"É como se estivesse na Liga 3". Em Aveiro, o futebol é distrital, mas a transmissão é de I Liga

A Associação de Futebol de Aveiro transmite, em direto, todos os jogos da primeira divisão distrital. Um processo centralizado que atrai verbas, jogadores, notoriedade e profissionalismo a um campeonato que é maioritariamente amador.

16 jan, 2024 - 08:00 • Eduardo Soares da Silva



"É como se estivesse na Liga 3". Em Aveiro, o futebol é distrital, mas a transmissão é de I Liga

É domingo à tarde. No ecrã, começam a ser apresentados os onzes iniciais. Há grafismos de tempo e resultado, patrocinadores e até repetições dos golos e dos principais lances. Não é um jogo da Premier League nem sequer da I Liga portuguesa. São jogos do distrital de Aveiro, onde já não é preciso ir ao estádio para ver as partidas. Passam todas, na íntegra, no YouTube da associação.

As transmissões ao vivo começaram esta época, mas foi apenas o passo mais recente de um projeto com oito anos. Foi nessa altura que foi criada a AFA TV. Até esta época, os jogos eram gravados para uma transmissão em diferido, publicada nos dias seguintes. Os clubes começaram a pedir mais.
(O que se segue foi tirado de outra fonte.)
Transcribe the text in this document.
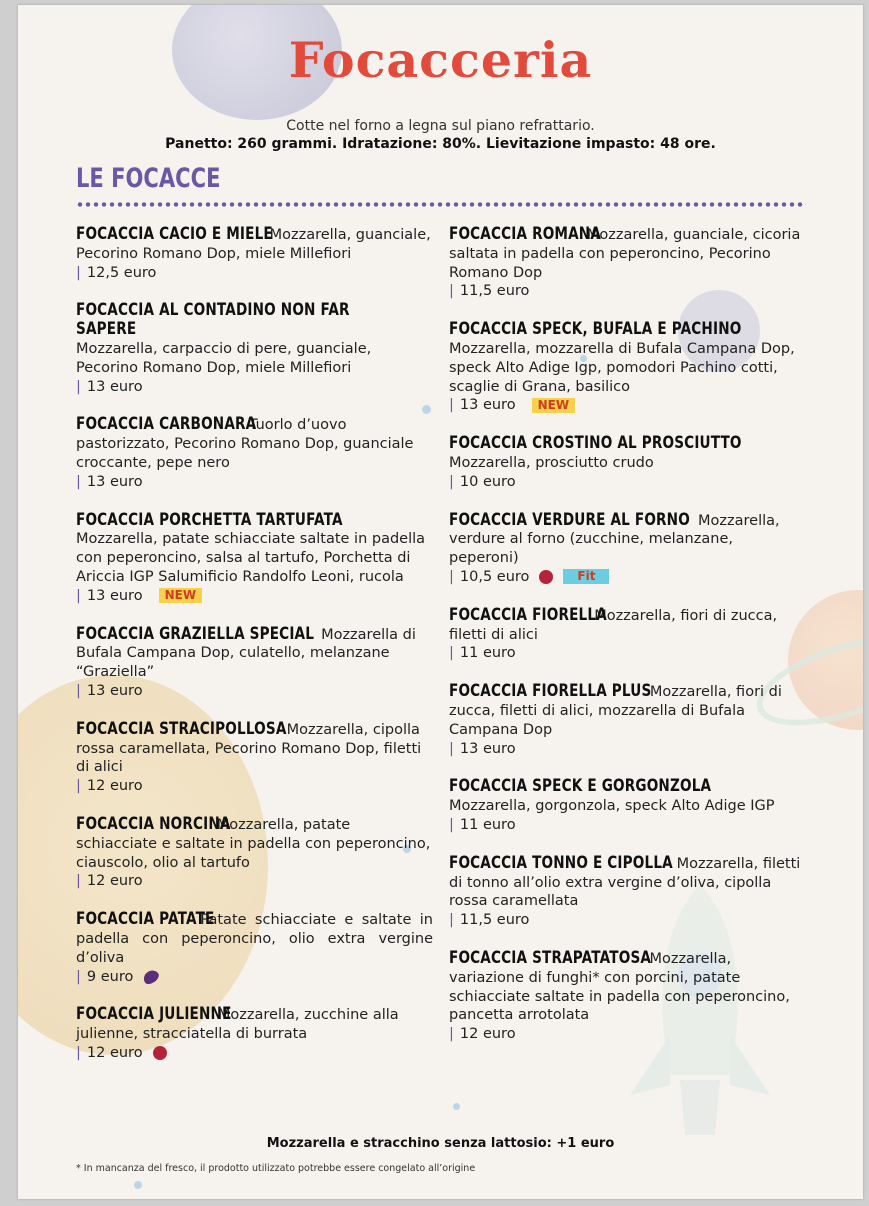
Focacceria
Cotte nel forno a legna sul piano refrattario.
Panetto: 260 grammi. Idratazione: 80%. Lievitazione impasto: 48 ore.
LE FOCACCE
FOCACCIA CACIO E MIELE Mozzarella, guanciale, Pecorino Romano Dop, miele Millefiori
| 12,5 euro
FOCACCIA AL CONTADINO NON FAR SAPERE Mozzarella, carpaccio di pere, guanciale, Pecorino Romano Dop, miele Millefiori
| 13 euro
FOCACCIA CARBONARA Tuorlo d’uovo pastorizzato, Pecorino Romano Dop, guanciale croccante, pepe nero
| 13 euro
FOCACCIA PORCHETTA TARTUFATA Mozzarella, patate schiacciate saltate in padella con peperoncino, salsa al tartufo, Porchetta di Ariccia IGP Salumificio Randolfo Leoni, rucola
| 13 euro NEW
FOCACCIA GRAZIELLA SPECIAL Mozzarella di Bufala Campana Dop, culatello, melanzane “Graziella”
| 13 euro
FOCACCIA STRACIPOLLOSA Mozzarella, cipolla rossa caramellata, Pecorino Romano Dop, filetti di alici
| 12 euro
FOCACCIA NORCINA Mozzarella, patate schiacciate e saltate in padella con peperoncino, ciauscolo, olio al tartufo
| 12 euro
FOCACCIA PATATE Patate schiacciate e saltate in padella con peperoncino, olio extra vergine d’oliva
| 9 euro
FOCACCIA JULIENNE Mozzarella, zucchine alla julienne, stracciatella di burrata
| 12 euro
FOCACCIA ROMANA Mozzarella, guanciale, cicoria saltata in padella con peperoncino, Pecorino Romano Dop
| 11,5 euro
FOCACCIA SPECK, BUFALA E PACHINO Mozzarella, mozzarella di Bufala Campana Dop, speck Alto Adige Igp, pomodori Pachino cotti, scaglie di Grana, basilico
| 13 euro NEW
FOCACCIA CROSTINO AL PROSCIUTTO Mozzarella, prosciutto crudo
| 10 euro
FOCACCIA VERDURE AL FORNO Mozzarella, verdure al forno (zucchine, melanzane, peperoni)
| 10,5 euro	Fit
FOCACCIA FIORELLA Mozzarella, fiori di zucca, filetti di alici
| 11 euro
FOCACCIA FIORELLA PLUS Mozzarella, fiori di zucca, filetti di alici, mozzarella di Bufala Campana Dop
| 13 euro
FOCACCIA SPECK E GORGONZOLA Mozzarella, gorgonzola, speck Alto Adige IGP
| 11 euro
FOCACCIA TONNO E CIPOLLA Mozzarella, filetti di tonno all’olio extra vergine d’oliva, cipolla rossa caramellata
| 11,5 euro
FOCACCIA STRAPATATOSA Mozzarella, variazione di funghi* con porcini, patate schiacciate saltate in padella con peperoncino, pancetta arrotolata
| 12 euro
Mozzarella e stracchino senza lattosio: +1 euro
* In mancanza del fresco, il prodotto utilizzato potrebbe essere congelato all’origine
“Queriam mostrar os jogos aos seus adeptos, são extremamente ousados. Levou-nos a melhorar as condições e só seria possível com uma transmissão em direto”. E assim se deu o próximo passo, segundo explica à Renascença, o presidente da associação, José Neves Coelho.

No final do encontro, os treinadores e jogadores também vão à “flash interview”. Explicam-se derrotas, destacam-se vitórias. Protesta-se e celebra-se. Tudo fica gravado e cerca de 40 mil adeptos assistem, todas as semanas, a estes jogos da "quinta divisão nacional".
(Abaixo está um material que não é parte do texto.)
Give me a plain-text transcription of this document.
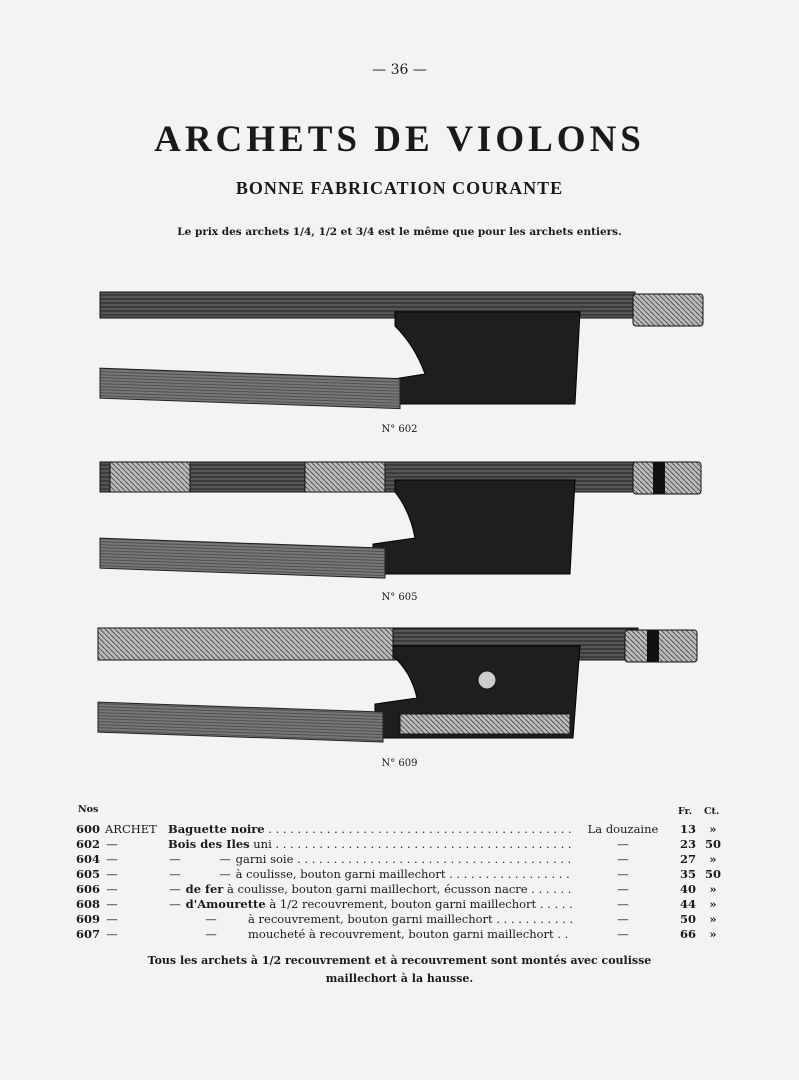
— 36 —
ARCHETS DE VIOLONS
BONNE FABRICATION COURANTE
Le prix des archets 1/4, 1/2 et 3/4 est le même que pour les archets entiers.
N° 602
N° 605
N° 609
Nos	Fr. Ct.
600 ARCHET Baguette noire . . .	La douzaine	13	»
602 —	Bois des Iles uni . . .	—	23 50
604 —	—	— garni soie . . .	—	27	»
605 —	—	— à coulisse, bouton garni maillechort . . .	—	35 50
606 —	— de fer à coulisse, bouton garni maillechort, écusson nacre . . .	—	40	»
608 —	— d'Amourette à 1/2 recouvrement, bouton garni maillechort . . .	—	44	»
609 —	—	à recouvrement, bouton garni maillechort . . .	—	50	»
607 —	—	moucheté à recouvrement, bouton garni maillechort . . .	—	66	»
Tous les archets à 1/2 recouvrement et à recouvrement sont montés avec coulisse
maillechort à la hausse.
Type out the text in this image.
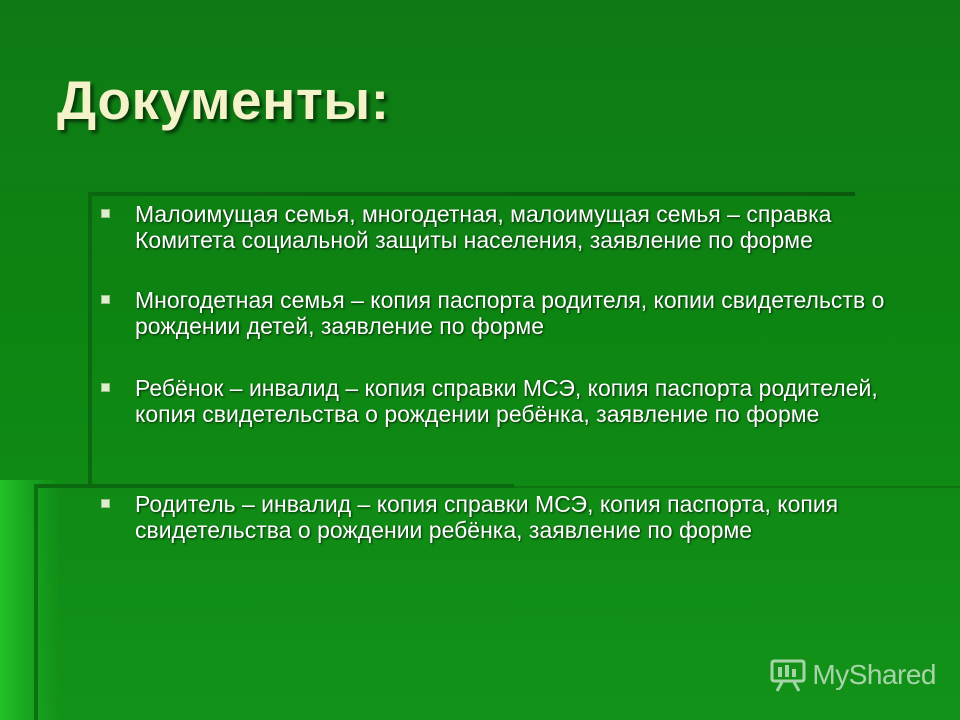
Документы:
Малоимущая семья, многодетная, малоимущая семья – справка Комитета социальной защиты населения, заявление по форме
Многодетная семья – копия паспорта родителя, копии свидетельств о рождении детей, заявление по форме
Ребёнок – инвалид – копия справки МСЭ, копия паспорта родителей, копия свидетельства о рождении ребёнка, заявление по форме
Родитель – инвалид – копия справки МСЭ, копия паспорта, копия свидетельства о рождении ребёнка, заявление по форме
MyShared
Noutras associações distritais, apenas alguns encontros são transmitidos: dérbis relevantes, jogos decisivos na luta pela subida de divisão... Os clubes que estiverem interessados em transmitir os jogos têm de fazê-lo com os seus próprios meios. E em campeonatos em que, para além da visibilidade, também é pouco o dinheiro envolvido, nem todos o conseguem suportar os custos.

“Mais visibilidade do que na terceira divisão”
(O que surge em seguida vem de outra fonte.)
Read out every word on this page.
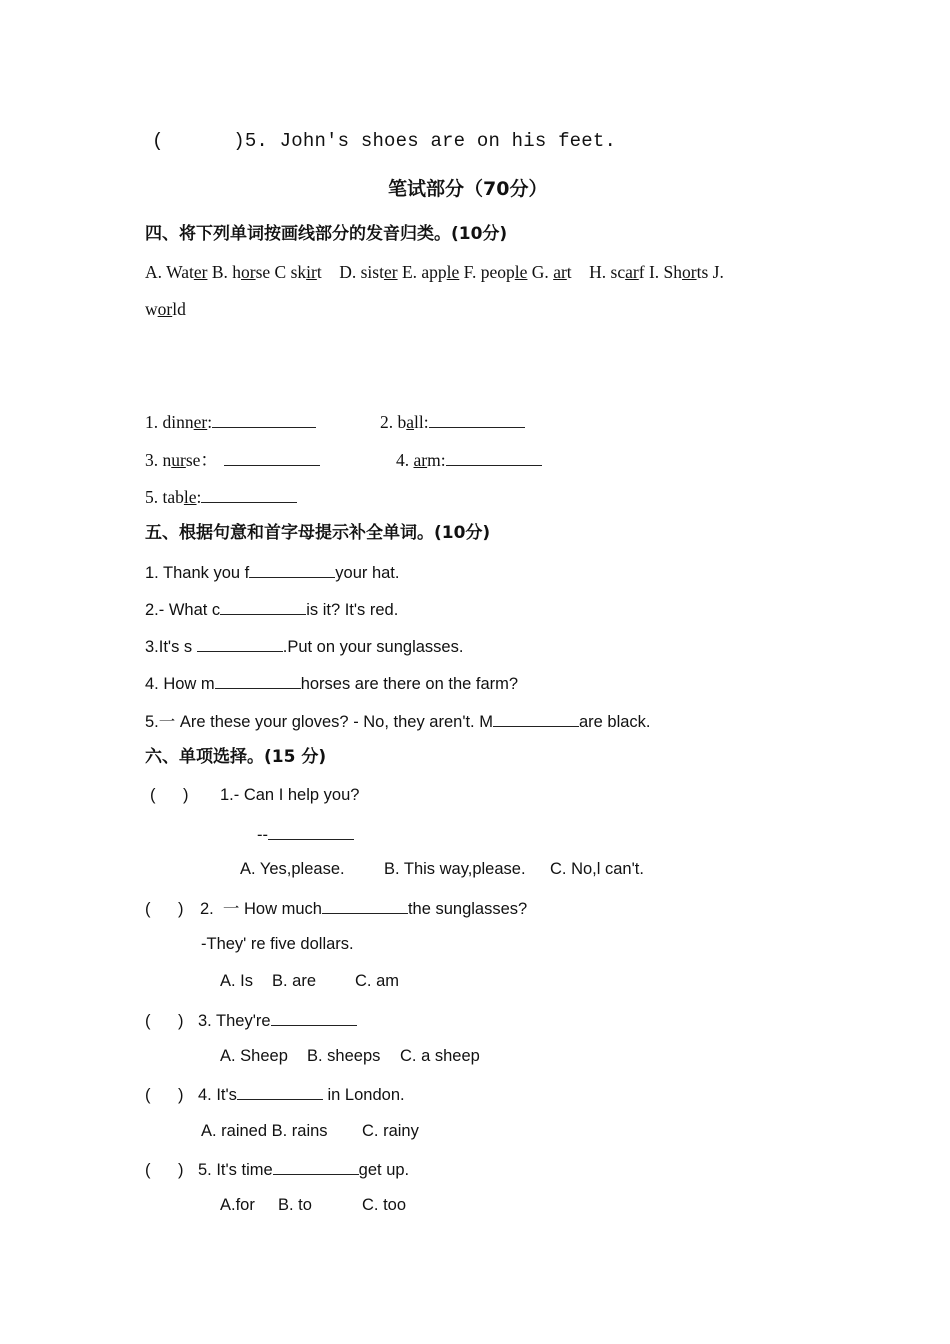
(      )5. John's shoes are on his feet.
笔试部分（70分）
四、将下列单词按画线部分的发音归类。(10分)
A. Water B. horse C skirt    D. sister E. apple F. people G. art    H. scarf I. Shorts J.
world
1. dinner:	2. ball:
3. nurse：	4. arm:
5. table:
五、根据句意和首字母提示补全单词。(10分)
1. Thank you f	your hat.
2.- What c	is it? It's red.
3.It's s	.Put on your sunglasses.
4. How m	horses are there on the farm?
5.一 Are these your gloves? - No, they aren't. M	are black.
六、单项选择。(15 分)
(      ) 1.- Can I help you?
--
A. Yes,please. B. This way,please. C. No,l can't.
(      ) 2.  一 How much	the sunglasses?
-They' re five dollars.
A. Is B. are C. am
(      ) 3. They're
A. Sheep B. sheeps C. a sheep
(      ) 4. It's	in London.
A. rained B. rains C. rainy
(      ) 5. It's time	get up.
A.for B. to	C. too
Uma transmissão televisiva - ao vivo e em alta definição - e a oportunidade de prestar declarações no final do encontro ajudam a aproximar o campeonato do profissionalismo.

João Ferreira é treinador do Sporting de Espinho, atual segundo classificado da prova. É a sua terceira passagem pelo clube. A última, entre 2019 e 2021, aconteceu no Campeonato de Portugal, à data ainda a terceira divisão.

Explica que os jogos do Espinho eram transmitidos, ocasionalmente, na televisão, através do Canal 11. Em matéria de visibilidade, a comparação só pode ser feita aos patamares superiores. “A esse nível, é como se estivéssemos no Campeonato de Portugal ou na Liga 3", confessa.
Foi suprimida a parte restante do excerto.